Emily Cammarata, another volunteer, shared Christ with the villagers. Some were already believers, and some came to know Christ for the first time. Cammarata teared up when she spoke about Amneta, a young girl whose skin was peeling off. “She looked really frail and just exhausted; my heart went out to her,” she recalled. “I got her to the doctor quickly. But I heard him say that this skin condition was the result of a kidney problem, and her only hope was getting to a hospital. I was heartbroken.”
This experience, Cammarata says, has changed her life forever.

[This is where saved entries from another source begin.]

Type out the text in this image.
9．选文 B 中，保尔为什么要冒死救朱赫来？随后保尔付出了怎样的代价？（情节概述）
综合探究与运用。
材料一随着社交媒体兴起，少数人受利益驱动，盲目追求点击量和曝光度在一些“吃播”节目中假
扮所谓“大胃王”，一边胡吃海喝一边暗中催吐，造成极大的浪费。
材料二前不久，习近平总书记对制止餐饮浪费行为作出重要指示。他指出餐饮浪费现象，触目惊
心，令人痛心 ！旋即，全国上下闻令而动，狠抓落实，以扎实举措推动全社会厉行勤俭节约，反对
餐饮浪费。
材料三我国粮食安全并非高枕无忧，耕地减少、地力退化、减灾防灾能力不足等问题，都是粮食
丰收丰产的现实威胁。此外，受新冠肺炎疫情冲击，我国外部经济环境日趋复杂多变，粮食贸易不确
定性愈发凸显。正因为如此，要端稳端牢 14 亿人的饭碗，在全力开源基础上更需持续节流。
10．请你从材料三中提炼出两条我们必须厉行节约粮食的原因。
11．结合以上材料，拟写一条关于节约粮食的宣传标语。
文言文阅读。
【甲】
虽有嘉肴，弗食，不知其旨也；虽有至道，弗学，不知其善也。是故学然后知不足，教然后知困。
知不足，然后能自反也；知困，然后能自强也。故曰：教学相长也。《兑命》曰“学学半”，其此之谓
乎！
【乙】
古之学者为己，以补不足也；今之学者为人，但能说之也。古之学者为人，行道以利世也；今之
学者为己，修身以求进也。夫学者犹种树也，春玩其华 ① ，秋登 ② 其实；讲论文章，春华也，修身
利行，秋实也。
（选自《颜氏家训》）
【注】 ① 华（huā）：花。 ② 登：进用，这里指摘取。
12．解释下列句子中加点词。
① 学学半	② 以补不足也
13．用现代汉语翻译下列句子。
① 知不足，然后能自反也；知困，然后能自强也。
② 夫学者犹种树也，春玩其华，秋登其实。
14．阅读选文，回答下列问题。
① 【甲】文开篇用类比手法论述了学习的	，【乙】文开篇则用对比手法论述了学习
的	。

Cammarata asked her translator for help in talking to the girl. “I knelt down and laid my hands on her and prayed the hardest I have ever prayed. She couldn’t understand my words but I know she felt the Lord.”
Cammarata laid awake one night wondering if the team had really made a difference in the lives of the struggling Nigerian villagers. As she was falling asleep, another volunteer whispered to her, “Do you hear that?”
It was quiet. “Hear what?” she asked.
“They aren’t coughing and crying like they were last night.”
The team had made a difference, healing inside and out.